I woke up early on Monday morning, packed the camera gear, and walked outside to begin the hour long drive to Flint. The midwest welcomed me with freezing temperatures and snow. Coming from Virginia, where flurries would close schools, I was concerned the snow would impact the work planned for today. I began my trek through the snow and eventually ended up in Flint. The first school I arrived at was a local high school. I walked down the slushy sidewalk to the front door, and observed the school…it seemed like any other school from the outside. I walked in and met with school security to take me to the meeting room for Howard students. As we walked down the hallway I asked the gentleman if this snow would get the students an early departure, and the only reply he could muster up was laughter. Through a few chuckles he managed to say that the only time schools in Flint close, are when the busses stop working. Already I could see, the folks in Flint meant business and a few inches of snow would be no obstacle.

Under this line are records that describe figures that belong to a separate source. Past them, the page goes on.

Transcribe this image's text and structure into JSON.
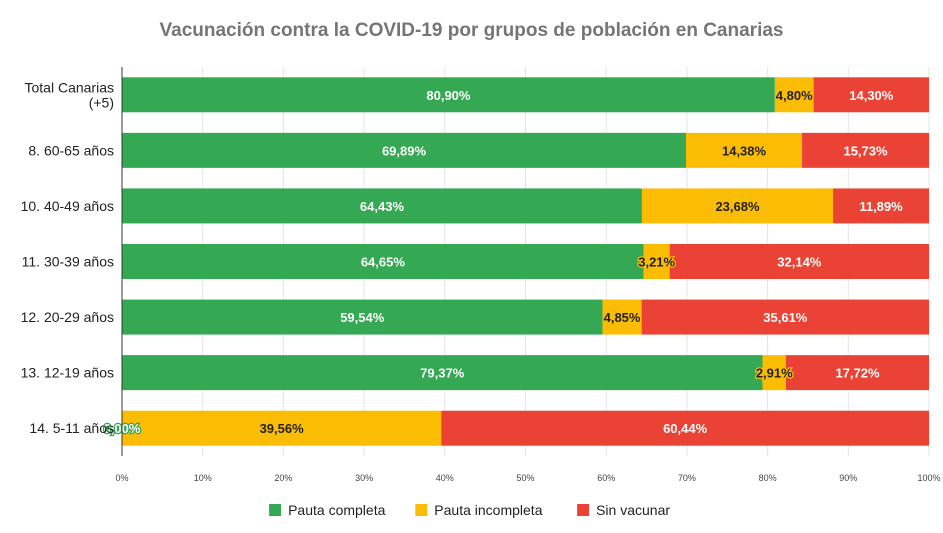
{
  "chart_data": {
    "type": "bar",
    "orientation": "horizontal",
    "stacked": true,
    "title": "Vacunación contra la COVID-19 por grupos de población en Canarias",
    "categories": [
      [
        "Total Canarias",
        "(+5)"
      ],
      [
        "8. 60-65 años"
      ],
      [
        "10. 40-49 años"
      ],
      [
        "11. 30-39 años"
      ],
      [
        "12. 20-29 años"
      ],
      [
        "13. 12-19 años"
      ],
      [
        "14. 5-11 años"
      ]
    ],
    "series": [
      {
        "name": "Pauta completa",
        "color": "#34a853",
        "values": [
          80.9,
          69.89,
          64.43,
          64.65,
          59.54,
          79.37,
          0.0
        ],
        "labels": [
          "80,90%",
          "69,89%",
          "64,43%",
          "64,65%",
          "59,54%",
          "79,37%",
          "0,00%"
        ],
        "label_color": "#ffffff"
      },
      {
        "name": "Pauta incompleta",
        "color": "#fbbc04",
        "values": [
          4.8,
          14.38,
          23.68,
          3.21,
          4.85,
          2.91,
          39.56
        ],
        "labels": [
          "4,80%",
          "14,38%",
          "23,68%",
          "3,21%",
          "4,85%",
          "2,91%",
          "39,56%"
        ],
        "label_color": "#222222"
      },
      {
        "name": "Sin vacunar",
        "color": "#ea4335",
        "values": [
          14.3,
          15.73,
          11.89,
          32.14,
          35.61,
          17.72,
          60.44
        ],
        "labels": [
          "14,30%",
          "15,73%",
          "11,89%",
          "32,14%",
          "35,61%",
          "17,72%",
          "60,44%"
        ],
        "label_color": "#ffffff"
      }
    ],
    "xlim": [
      0,
      100
    ],
    "x_ticks": [
      0,
      10,
      20,
      30,
      40,
      50,
      60,
      70,
      80,
      90,
      100
    ],
    "x_tick_labels": [
      "0%",
      "10%",
      "20%",
      "30%",
      "40%",
      "50%",
      "60%",
      "70%",
      "80%",
      "90%",
      "100%"
    ],
    "grid": true,
    "legend_position": "bottom"
  }
}
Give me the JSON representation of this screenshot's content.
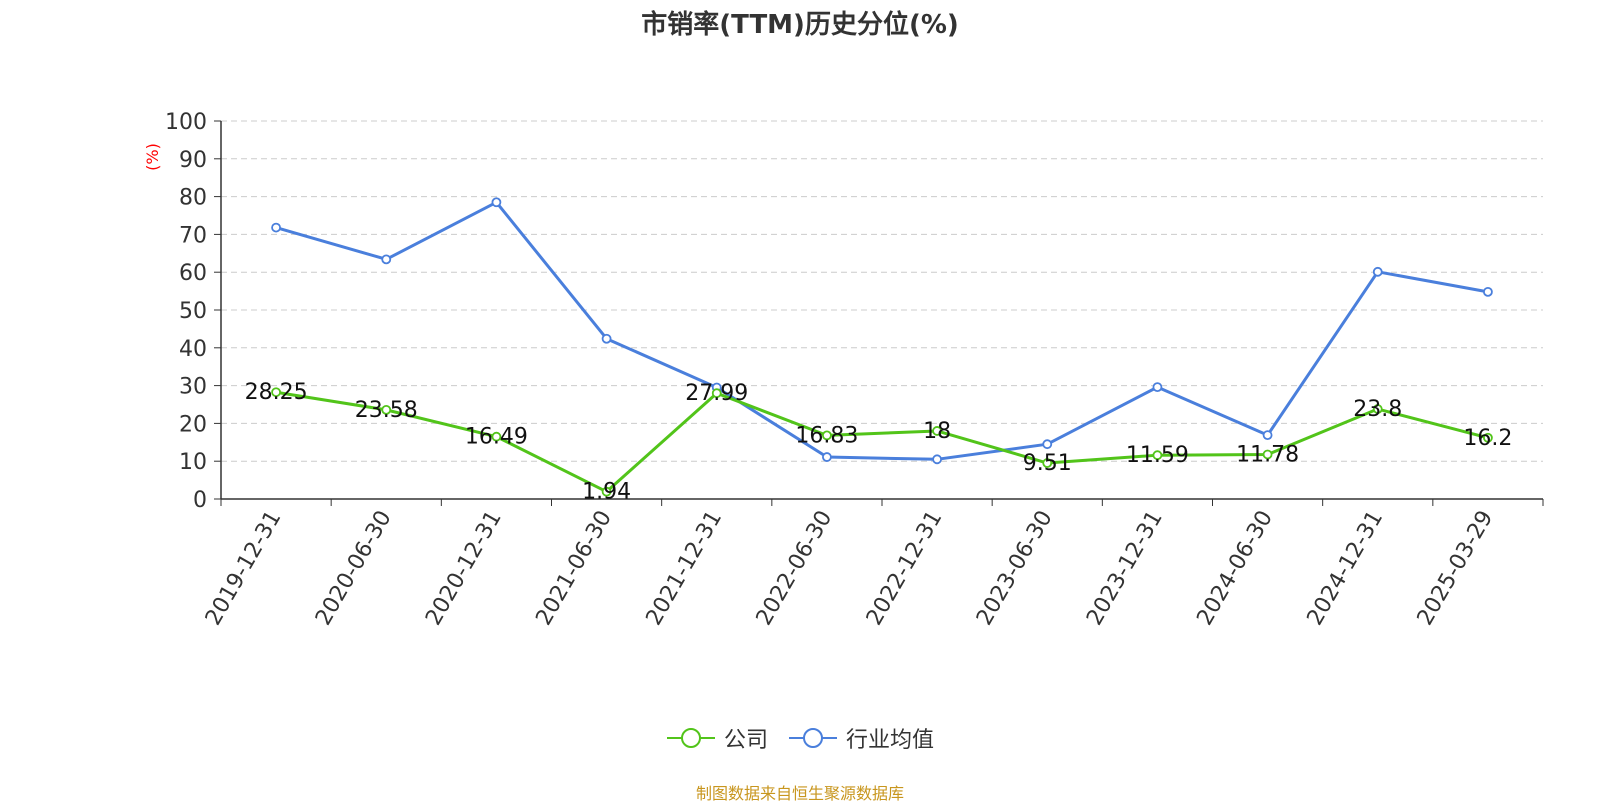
{
  "colors": {
    "company": "#52c41a",
    "industry": "#4a7fdc",
    "source": "#c8961e",
    "ylabel": "#ff0000"
  },
  "chart_data": {
    "type": "line",
    "title": "市销率(TTM)历史分位(%)",
    "ylabel": "(%)",
    "ylim": [
      0,
      100
    ],
    "yticks": [
      "0",
      "10",
      "20",
      "30",
      "40",
      "50",
      "60",
      "70",
      "80",
      "90",
      "100"
    ],
    "grid": true,
    "legend_position": "bottom",
    "categories": [
      "2019-12-31",
      "2020-06-30",
      "2020-12-31",
      "2021-06-30",
      "2021-12-31",
      "2022-06-30",
      "2022-12-31",
      "2023-06-30",
      "2023-12-31",
      "2024-06-30",
      "2024-12-31",
      "2025-03-29"
    ],
    "series": [
      {
        "name": "公司",
        "values": [
          28.25,
          23.58,
          16.49,
          1.94,
          27.99,
          16.83,
          18,
          9.51,
          11.59,
          11.78,
          23.8,
          16.2
        ],
        "labels": [
          "28.25",
          "23.58",
          "16.49",
          "1.94",
          "27.99",
          "16.83",
          "18",
          "9.51",
          "11.59",
          "11.78",
          "23.8",
          "16.2"
        ]
      },
      {
        "name": "行业均值",
        "values": [
          71.8,
          63.4,
          78.5,
          42.4,
          29.5,
          11.1,
          10.5,
          14.5,
          29.6,
          16.9,
          60.1,
          54.8
        ]
      }
    ]
  },
  "source_text": "制图数据来自恒生聚源数据库"
}
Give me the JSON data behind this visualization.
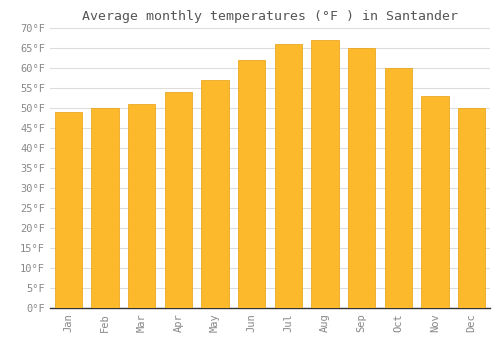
{
  "title": "Average monthly temperatures (°F ) in Santander",
  "months": [
    "Jan",
    "Feb",
    "Mar",
    "Apr",
    "May",
    "Jun",
    "Jul",
    "Aug",
    "Sep",
    "Oct",
    "Nov",
    "Dec"
  ],
  "values": [
    49,
    50,
    51,
    54,
    57,
    62,
    66,
    67,
    65,
    60,
    53,
    50
  ],
  "bar_color": "#FDB92C",
  "bar_edge_color": "#E8A010",
  "ylim": [
    0,
    70
  ],
  "ytick_step": 5,
  "background_color": "#FFFFFF",
  "grid_color": "#DDDDDD",
  "title_fontsize": 9.5,
  "tick_fontsize": 7.5
}
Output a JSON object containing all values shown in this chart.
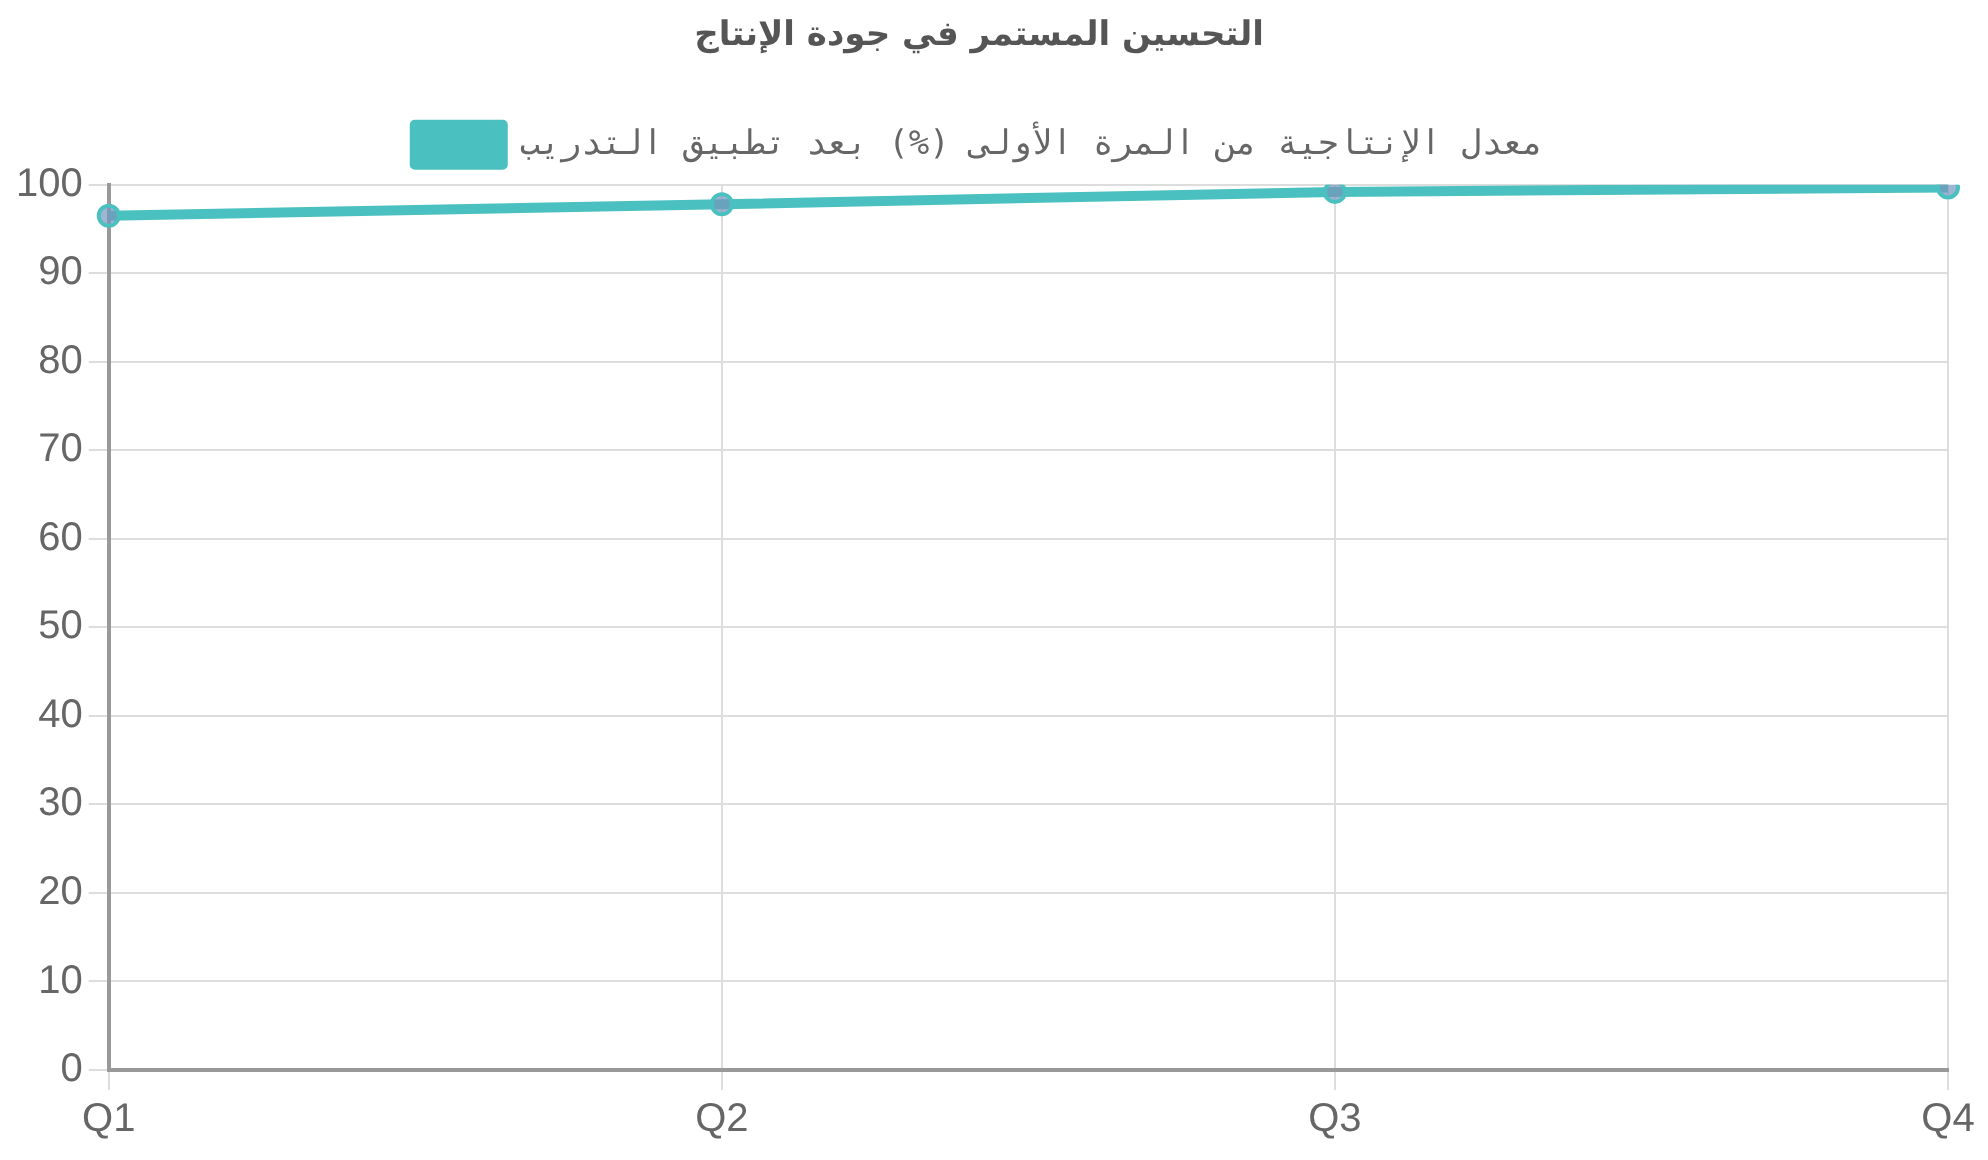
{
  "chart_data": {
    "type": "line",
    "title": "التحسين المستمر في جودة الإنتاج",
    "categories": [
      "Q1",
      "Q2",
      "Q3",
      "Q4"
    ],
    "series": [
      {
        "name": "معدل الإنتاجية من المرة الأولى (%) بعد تطبيق التدريب",
        "color": "#4bc0c0",
        "values": [
          96.5,
          97.8,
          99.2,
          99.7
        ]
      }
    ],
    "ylim": [
      0,
      100
    ],
    "yticks": [
      0,
      10,
      20,
      30,
      40,
      50,
      60,
      70,
      80,
      90,
      100
    ],
    "grid": true,
    "legend": "top",
    "marker": "circle",
    "line_style": "solid"
  }
}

A few rows of lockers later, I ended up in a dark hallway. The room at the end of the hall was loud and as we entered it, I was struck with lots of IRUSA blue. The Howard students strutting Islamic Relief USA t-shirts were actively discussing college and time management strategies with a classroom of high school students. I spent the remainder of that day following the students around and observing different classes. As the Howard students talked with the Flint students, it was clear Flint, Michigan presented obstacles. These students lack access to clean drinking water, the school system is facing budget cuts, and teachers are exhausted. Many of the classrooms had a lack of energy, an overall lack of motivation, and it was saddening to see that. I spoke with teachers and counselors that day who are so devoted to the success of each and every student. They spend countless hours in and outside of the classroom trying to be the backbone and support to give each student hope to make it beyond Flint.
On Day 2 the snow had stopped, but it was still freezing. Today I was set to meet with the team at an elementary school. This was the most emotional part of my trip. I walked past water fountains with signs on them saying “do not use until further notice”, reminding me that Flint still has a water crisis. Poverty is everywhere in Flint, but the community is rich. They are hopeful and passionate. I met with a school supervisor that puts his all into supporting the youth at his school every singly day. These children are faced with challenges that go beyond finding clean drinking water. They are youth of a “crack baby” generation. I noticed many substitute teachers at the high school the day prior, and the administrator I met today explained the reasoning behind that. With budget cuts in Flint, teachers are leaving. When teachers leave, substitutes have to fill their place. With under qualified subs, they are overwhelmed with the needs of the students and end up leaving within days of being in the classroom. With such a high turnover rate for subs, students are left with inconsistencies in their education which deepens the issues.
Overall by the close of Day 2, I had met countless students and teachers. The high school students were tired, but the elementary students still had a light of hope and passion inside them. It is that light that so many administrators and teachers are trying to preserve. Flint is a community of individuals facing the same issues. A water crisis that should not exist. Many residents feel ignored by other communities so they are support themselves. They work together to overcome the water issues, the poverty, and the limited resources. The community is fighting to offer their youth a fighting chance at more, trying to ensure their success despite all the obstacles thrown their way. Flint is strong, and insha’Allah they’ll continue to overcome.